Note: Two anecdotes: First, many years ago, a Cuban friend of mine bought a Yugo (don’t ask). His mother refused to ride with him in the car; not because she thought it was unsafe, but because it was manufactured in a communist country. Second, another Cuban friend of mine threw out her Billy Joel records–a good move in general, I’d say–after he toured the USSR. If it isn’t obvious, these stories date back to the 1980s, when anti-communist sentiment among Miami Cubans was–if it can be imagined–even more visceral than it is today.

Random Searches on the New York Subways: Getting Used to the Stop-n-Frisk

New York City residents are, by now, used to the subway version of the stop-and-frisk, to the sight of policemen manning the turnstiles to the city subway, subjecting passengers to ‘random’ searches of their bags and belongings. The rules are quite simple: if you don’t subject yourselves to the search you don’t get to enter and ride. Many of the city’s residents, however, do not realize the option to refuse the search exists. (I have never looked closely enough to verify whether this option is made clear to the potential passenger; rather, the subway rider becomes aware of the impending search when a policeman menacingly waves you toward his partners with the irritatingly faux-polite “Sir, would you step this way?”)

Over the past few years, in the course of teaching the privacy portions of my Computer Ethics class at Brooklyn College, I became aware of a rather depressing fact when discussing the Fourth Amendment: not a single student in my classes was aware of the fact that they could decline a search and simply leave the subway station instead. When I informed them that on two separate occasions–once at 42nd Street station and once at Atlantic Avenue–I had said, “No thanks” and walked out–on the latter occasion, I walked up the stairs, crossed Atlantic and Flatbush Avenues and then entered the same station at the unmanned Hanson Place entrance–I was greeted with cries of disbelief: “Really?” “No way! You can do that?”

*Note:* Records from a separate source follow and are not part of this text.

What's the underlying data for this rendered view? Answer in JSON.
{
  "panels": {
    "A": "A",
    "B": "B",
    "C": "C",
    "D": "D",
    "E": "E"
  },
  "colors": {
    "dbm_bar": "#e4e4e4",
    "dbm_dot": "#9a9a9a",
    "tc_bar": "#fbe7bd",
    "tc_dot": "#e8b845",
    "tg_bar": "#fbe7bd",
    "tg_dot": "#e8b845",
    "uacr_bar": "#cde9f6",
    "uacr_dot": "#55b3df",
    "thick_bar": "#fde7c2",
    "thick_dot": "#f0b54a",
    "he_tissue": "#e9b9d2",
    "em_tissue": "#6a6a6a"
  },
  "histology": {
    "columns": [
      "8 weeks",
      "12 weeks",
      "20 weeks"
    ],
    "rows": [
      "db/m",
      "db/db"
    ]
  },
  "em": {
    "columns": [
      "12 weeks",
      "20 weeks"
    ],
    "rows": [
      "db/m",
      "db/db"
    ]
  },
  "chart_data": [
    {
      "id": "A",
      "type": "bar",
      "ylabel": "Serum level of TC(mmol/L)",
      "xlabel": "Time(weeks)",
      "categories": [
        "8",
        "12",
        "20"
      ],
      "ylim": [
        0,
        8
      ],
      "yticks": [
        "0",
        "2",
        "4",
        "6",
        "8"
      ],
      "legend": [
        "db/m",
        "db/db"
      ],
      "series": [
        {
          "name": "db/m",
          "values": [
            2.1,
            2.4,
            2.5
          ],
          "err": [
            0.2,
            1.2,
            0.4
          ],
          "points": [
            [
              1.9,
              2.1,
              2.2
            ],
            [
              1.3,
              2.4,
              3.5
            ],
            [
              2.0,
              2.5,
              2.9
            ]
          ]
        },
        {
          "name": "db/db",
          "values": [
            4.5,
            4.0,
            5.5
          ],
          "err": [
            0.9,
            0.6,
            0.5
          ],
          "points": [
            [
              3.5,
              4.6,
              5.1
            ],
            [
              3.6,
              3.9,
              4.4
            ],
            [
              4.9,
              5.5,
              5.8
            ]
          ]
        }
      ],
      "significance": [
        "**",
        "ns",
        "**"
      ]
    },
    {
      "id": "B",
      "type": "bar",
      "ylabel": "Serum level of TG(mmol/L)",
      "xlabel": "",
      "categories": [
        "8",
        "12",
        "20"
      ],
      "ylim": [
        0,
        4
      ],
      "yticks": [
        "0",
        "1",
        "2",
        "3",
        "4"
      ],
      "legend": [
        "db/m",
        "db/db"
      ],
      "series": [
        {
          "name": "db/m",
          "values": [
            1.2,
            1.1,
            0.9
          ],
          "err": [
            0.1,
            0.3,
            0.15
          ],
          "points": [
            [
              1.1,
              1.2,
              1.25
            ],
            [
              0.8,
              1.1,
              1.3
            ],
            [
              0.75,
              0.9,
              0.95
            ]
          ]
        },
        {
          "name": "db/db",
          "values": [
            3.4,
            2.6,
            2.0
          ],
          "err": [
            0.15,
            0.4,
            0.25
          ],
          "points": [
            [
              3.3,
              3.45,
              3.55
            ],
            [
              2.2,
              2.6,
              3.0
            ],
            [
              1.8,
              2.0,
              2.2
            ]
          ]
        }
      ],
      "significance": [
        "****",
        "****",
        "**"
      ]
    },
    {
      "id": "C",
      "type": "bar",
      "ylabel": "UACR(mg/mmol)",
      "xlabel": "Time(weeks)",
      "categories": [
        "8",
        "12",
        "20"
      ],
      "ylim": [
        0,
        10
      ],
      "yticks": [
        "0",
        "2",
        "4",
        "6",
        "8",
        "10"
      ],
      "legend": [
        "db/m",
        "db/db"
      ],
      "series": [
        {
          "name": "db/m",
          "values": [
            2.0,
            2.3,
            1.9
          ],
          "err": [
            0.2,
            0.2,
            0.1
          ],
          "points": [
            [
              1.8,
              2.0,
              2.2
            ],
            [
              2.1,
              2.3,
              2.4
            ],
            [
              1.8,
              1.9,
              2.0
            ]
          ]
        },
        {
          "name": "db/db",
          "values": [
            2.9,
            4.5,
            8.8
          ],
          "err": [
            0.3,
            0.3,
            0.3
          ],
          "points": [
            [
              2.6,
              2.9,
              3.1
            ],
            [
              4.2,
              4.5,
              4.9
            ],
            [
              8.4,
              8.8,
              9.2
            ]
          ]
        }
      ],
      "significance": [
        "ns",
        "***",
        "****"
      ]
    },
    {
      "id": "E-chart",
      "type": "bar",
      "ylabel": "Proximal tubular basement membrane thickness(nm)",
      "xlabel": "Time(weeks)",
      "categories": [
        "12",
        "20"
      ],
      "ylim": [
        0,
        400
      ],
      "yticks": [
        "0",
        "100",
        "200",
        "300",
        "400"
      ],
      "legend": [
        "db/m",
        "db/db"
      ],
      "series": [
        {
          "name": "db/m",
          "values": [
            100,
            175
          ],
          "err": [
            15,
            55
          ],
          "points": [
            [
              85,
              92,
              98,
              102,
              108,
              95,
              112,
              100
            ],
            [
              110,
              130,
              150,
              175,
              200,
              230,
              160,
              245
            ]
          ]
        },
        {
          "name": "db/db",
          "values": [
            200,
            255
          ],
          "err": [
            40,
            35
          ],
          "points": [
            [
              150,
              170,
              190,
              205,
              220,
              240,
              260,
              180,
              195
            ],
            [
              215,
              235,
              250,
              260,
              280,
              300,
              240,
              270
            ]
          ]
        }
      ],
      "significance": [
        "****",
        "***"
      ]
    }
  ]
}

This little discussion is quite useful in enabling a segue into a discussion of the ludicrous rallying cry–If You’ve Got Nothing to Hide, You Shouldn’t Mind a Little Stop-n-Frisk Action–of the pro-search brigade. I ask my students whether concealment of a crime is the only reason that someone might give for refusing a search, and ask them to suggest situations where someone might quite reasonably decline a search in order to keep something entirely legal private. (Unsurprisingly, some of the examples involved pornography: one student suggested a closeted gay man going home with recently purchased gay porn; another student said he wouldn’t want his hetero-porn purchases to be visible to other passengers; others disliked the idea of police looking through their clothes; and some students, because of their own personal history of encounters with the police, simply disliked the idea of police, once again, subjecting them to an atmosphere of intimidation.) Many of my students quite like the sound of a great line I got from Marc Rotenberg: If I’ve Got Nothing to Hide, Then Why Do You Need to Search Me?

During this discussion, I also ask my students what they think is being achieved by these random searches in the subway system. As my example of entry and re-entry to the Atlantic Avenue station suggested, the system is easily co-opted (when I declined my search at the 42nd Street station, I walked eight blocks and entered the subway at 34th Street); moreover, someone actually planning to do harm to the city subways would not plan an operation that could preempted by a mere search at the turnstiles. The answer to this question emerges quite quickly: this system of searches does nothing to increase our security; it does however, ensure that the citizens of this city (and certainly those who visit it), increasingly get used to a world in which armed representatives of the state are present in public spaces, ready to inspect, regulate, and commandeer. Gradual conditioning like this can do wonders to ensure the steady, relentless erosion–one enabled by the acquiescence of the citizenry–of legally sanctioned and protected civil liberties. These searches are not tactics of protection; they are strategies of subversion.